The resulting forms, whether portraying a spine, feet, capital, all originated from the same foundational process. The project uncovered an interplay between the solids and a process mirroring the inherent structures, ranging from the ornamentation of the whole to the small.
Study
Multigenerational Housing
The concept of “home” goes beyond being an only physical space. It is a dynamic relationship of family bonds and societal changes. Rather than a static entity as a “home”, it serves as a space for the continual process of reproduction, evolving with shifting economic, social, and political situations. This project addresses the evolving nature of modern living conditions and the fading ideal of the nuclear family. This project challenges the traditional living arrangements in New York City, using the brownstone as a key reference. The way these buildings are organized, one after another in tightly knit blocks across the city, offers a question about urban typology. How can the architecture of a building shift and adapt to change while maintaining its identity within the urban fabric? By reimagining the relationship between townhouses and duplex apartments, this project sought to explore how building typologies can be transformed to promote greater social interaction.
301 Franklin Ave
Brooklyn, NY 11205
Monumentality
Architecture had been reduced to a technique in service to capitalist development.
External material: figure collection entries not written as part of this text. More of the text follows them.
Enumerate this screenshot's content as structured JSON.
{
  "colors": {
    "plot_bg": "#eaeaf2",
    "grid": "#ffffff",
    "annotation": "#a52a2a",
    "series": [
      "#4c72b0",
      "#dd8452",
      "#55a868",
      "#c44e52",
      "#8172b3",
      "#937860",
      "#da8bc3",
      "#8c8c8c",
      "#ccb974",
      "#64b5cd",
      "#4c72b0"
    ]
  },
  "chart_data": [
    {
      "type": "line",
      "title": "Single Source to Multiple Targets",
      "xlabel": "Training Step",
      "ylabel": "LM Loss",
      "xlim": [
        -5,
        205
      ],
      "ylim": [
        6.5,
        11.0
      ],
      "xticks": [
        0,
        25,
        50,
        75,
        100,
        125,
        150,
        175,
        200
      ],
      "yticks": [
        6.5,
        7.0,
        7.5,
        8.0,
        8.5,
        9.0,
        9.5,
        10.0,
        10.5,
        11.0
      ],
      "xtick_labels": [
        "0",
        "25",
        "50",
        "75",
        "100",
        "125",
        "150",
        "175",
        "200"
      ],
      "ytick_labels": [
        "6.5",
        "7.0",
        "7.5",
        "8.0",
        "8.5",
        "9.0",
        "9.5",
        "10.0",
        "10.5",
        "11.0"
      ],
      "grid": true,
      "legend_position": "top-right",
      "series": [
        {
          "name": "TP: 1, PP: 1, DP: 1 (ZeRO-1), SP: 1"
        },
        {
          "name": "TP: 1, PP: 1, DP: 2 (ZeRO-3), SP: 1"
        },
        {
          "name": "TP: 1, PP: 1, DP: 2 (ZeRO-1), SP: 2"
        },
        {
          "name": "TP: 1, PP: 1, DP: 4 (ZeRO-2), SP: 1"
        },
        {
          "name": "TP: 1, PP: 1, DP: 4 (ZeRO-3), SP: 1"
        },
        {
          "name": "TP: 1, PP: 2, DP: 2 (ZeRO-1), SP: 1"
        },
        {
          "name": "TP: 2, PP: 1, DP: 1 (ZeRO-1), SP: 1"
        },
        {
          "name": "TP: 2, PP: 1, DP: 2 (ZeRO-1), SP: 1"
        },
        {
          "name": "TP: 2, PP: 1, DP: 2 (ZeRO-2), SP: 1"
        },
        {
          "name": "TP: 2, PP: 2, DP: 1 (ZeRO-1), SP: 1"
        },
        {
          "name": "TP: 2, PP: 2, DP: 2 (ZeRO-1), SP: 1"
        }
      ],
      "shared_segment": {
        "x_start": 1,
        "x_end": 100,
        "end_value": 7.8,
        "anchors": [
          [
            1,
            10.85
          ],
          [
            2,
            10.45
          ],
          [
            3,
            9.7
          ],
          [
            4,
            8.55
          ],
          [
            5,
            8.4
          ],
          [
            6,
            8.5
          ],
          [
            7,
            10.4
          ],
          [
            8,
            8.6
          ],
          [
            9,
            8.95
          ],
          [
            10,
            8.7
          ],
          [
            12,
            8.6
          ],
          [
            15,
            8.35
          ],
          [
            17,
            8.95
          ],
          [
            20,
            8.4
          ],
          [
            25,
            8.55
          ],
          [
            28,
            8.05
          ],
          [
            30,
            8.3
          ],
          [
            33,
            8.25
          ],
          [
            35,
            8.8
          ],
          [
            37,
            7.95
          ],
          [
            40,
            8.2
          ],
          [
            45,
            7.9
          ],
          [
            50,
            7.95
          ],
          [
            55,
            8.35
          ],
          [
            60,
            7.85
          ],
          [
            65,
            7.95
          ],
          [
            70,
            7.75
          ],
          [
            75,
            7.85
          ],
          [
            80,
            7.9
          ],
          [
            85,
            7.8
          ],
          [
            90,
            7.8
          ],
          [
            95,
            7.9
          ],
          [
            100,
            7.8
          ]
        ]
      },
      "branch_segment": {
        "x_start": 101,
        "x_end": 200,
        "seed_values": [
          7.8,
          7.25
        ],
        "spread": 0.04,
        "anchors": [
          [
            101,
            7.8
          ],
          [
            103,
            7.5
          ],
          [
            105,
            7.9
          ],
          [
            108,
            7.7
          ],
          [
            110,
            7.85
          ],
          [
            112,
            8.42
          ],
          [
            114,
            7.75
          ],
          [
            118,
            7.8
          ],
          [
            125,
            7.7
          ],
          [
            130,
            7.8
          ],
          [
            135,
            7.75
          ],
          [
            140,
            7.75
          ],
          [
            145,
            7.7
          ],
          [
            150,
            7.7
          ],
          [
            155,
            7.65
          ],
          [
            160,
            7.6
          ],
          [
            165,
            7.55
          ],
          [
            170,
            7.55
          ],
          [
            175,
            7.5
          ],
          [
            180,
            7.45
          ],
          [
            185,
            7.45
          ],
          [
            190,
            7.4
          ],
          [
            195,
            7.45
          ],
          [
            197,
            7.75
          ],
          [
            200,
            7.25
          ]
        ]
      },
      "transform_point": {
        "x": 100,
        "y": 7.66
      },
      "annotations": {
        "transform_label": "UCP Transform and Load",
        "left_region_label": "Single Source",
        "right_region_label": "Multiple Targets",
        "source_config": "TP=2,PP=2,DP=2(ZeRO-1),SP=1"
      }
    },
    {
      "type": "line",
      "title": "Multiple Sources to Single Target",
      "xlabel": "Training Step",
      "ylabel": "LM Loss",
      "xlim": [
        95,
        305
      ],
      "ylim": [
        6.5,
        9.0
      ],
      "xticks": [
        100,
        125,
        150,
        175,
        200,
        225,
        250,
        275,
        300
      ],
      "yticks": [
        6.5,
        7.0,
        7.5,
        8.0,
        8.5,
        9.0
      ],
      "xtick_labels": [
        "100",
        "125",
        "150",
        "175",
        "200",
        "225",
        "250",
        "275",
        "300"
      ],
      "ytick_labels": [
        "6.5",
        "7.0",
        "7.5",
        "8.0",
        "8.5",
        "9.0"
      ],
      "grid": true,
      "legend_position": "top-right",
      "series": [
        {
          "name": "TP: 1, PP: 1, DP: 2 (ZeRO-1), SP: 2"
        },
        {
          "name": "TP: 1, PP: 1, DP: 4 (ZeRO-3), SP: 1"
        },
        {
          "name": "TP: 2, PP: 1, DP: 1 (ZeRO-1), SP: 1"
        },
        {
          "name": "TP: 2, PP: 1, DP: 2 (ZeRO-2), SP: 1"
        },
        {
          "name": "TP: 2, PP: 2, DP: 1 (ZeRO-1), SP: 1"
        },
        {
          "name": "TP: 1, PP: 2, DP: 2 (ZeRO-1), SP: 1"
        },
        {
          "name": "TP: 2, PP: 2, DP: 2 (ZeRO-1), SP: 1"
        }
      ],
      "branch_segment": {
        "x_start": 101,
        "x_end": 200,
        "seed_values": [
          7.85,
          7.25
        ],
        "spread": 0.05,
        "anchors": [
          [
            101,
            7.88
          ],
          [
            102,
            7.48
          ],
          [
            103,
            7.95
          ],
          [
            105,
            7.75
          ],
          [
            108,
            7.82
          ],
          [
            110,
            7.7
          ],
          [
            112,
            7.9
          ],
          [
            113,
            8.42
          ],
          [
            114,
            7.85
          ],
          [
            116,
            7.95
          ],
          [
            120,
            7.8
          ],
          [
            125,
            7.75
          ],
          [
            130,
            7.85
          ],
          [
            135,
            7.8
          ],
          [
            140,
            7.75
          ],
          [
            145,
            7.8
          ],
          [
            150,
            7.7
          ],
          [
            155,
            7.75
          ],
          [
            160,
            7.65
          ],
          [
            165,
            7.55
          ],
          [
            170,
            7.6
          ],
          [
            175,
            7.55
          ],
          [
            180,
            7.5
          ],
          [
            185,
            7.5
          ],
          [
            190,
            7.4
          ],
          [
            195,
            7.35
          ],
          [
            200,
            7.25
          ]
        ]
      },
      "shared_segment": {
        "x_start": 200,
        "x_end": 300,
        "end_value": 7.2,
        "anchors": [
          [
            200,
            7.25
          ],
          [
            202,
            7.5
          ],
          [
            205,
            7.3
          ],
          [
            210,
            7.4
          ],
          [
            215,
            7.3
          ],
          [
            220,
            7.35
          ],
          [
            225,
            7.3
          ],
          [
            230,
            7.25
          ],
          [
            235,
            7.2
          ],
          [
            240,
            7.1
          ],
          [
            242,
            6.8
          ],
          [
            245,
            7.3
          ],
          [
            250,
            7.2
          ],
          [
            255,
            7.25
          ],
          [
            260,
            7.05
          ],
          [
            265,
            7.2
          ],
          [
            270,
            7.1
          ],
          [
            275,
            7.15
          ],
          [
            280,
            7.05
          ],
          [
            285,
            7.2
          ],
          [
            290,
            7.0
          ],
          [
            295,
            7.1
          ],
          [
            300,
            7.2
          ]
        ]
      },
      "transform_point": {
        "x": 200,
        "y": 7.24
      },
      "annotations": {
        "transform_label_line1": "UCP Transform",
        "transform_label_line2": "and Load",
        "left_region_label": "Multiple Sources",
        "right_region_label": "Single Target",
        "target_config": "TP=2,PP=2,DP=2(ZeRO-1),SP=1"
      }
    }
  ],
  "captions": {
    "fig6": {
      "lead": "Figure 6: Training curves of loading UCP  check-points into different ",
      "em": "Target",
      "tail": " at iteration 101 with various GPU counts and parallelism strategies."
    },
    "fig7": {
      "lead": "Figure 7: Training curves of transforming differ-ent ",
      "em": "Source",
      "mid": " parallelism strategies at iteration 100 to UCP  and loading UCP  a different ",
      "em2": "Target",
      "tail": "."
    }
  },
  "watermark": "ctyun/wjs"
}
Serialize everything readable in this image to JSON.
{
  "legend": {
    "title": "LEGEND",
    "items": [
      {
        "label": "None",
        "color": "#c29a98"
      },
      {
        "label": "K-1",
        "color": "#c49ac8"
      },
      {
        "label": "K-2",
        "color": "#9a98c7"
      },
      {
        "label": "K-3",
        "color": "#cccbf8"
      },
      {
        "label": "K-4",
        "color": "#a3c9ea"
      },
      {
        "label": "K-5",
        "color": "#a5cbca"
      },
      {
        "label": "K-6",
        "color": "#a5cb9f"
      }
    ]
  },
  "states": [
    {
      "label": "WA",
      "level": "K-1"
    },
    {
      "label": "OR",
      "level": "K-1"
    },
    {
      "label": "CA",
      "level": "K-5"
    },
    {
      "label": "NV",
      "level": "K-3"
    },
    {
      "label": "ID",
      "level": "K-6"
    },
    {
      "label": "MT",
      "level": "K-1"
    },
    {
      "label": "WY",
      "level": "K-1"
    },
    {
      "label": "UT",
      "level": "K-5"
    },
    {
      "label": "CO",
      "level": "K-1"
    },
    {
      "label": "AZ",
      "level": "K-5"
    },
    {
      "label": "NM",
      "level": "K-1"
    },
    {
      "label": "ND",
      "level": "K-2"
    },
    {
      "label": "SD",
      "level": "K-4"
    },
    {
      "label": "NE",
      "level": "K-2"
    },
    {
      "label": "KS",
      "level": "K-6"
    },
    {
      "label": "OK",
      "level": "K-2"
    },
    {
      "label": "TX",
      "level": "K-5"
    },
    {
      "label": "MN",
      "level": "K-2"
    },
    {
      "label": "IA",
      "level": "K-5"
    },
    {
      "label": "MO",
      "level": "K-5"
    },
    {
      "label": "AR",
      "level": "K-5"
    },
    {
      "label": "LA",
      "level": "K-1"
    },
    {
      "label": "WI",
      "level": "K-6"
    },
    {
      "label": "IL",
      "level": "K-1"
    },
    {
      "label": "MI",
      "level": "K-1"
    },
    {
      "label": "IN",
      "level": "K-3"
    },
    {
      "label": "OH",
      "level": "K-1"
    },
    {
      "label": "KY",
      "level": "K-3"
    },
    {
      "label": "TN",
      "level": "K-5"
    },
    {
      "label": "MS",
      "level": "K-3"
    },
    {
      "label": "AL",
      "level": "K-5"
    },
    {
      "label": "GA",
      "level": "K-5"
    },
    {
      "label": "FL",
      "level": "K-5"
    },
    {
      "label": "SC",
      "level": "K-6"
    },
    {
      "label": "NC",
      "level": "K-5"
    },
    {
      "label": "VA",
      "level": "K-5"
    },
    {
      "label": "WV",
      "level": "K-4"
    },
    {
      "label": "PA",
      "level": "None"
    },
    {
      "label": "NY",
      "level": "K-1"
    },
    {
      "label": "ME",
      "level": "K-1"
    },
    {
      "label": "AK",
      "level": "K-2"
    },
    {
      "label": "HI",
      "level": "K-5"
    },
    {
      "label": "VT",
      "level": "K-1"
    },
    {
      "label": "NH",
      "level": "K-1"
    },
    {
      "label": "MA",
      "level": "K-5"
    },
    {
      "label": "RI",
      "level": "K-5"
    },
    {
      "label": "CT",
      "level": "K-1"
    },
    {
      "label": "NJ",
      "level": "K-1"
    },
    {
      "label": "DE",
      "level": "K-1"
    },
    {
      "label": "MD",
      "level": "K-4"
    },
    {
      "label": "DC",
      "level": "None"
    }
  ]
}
Often serve as illusions that permit the survival of anachronistic hopes in design. Where it exploited aesthetic ambiguity to distort and evade reality in the realm of artificial utopia. In this realm of hopelessness, we need to separate design from building, and aim for what is purely architecture. As Mies quotes “Make building again what alone it should be, namely Building”. It is mainly our concern to liberate all building activity from aesthetic specialists. Reduction of understanding architecture as only as a tool expands within a boundary where its role is to fulfill our needs. There, we have lost our meaningful and spiritual connection with architecture and space.
Echo Mountain
Los Angeles, CA 91001
The Fine Arts Zanabazar Museum
Study
Anamnesis
Derived from the Greek anaminmneskin, anamnesis means to remind; men-, to think, and mneme, or memory. Or more simply, an- (un-) and amnesis (forgetting) come together as unforgetting, which is delightfully not at all the same as remembering.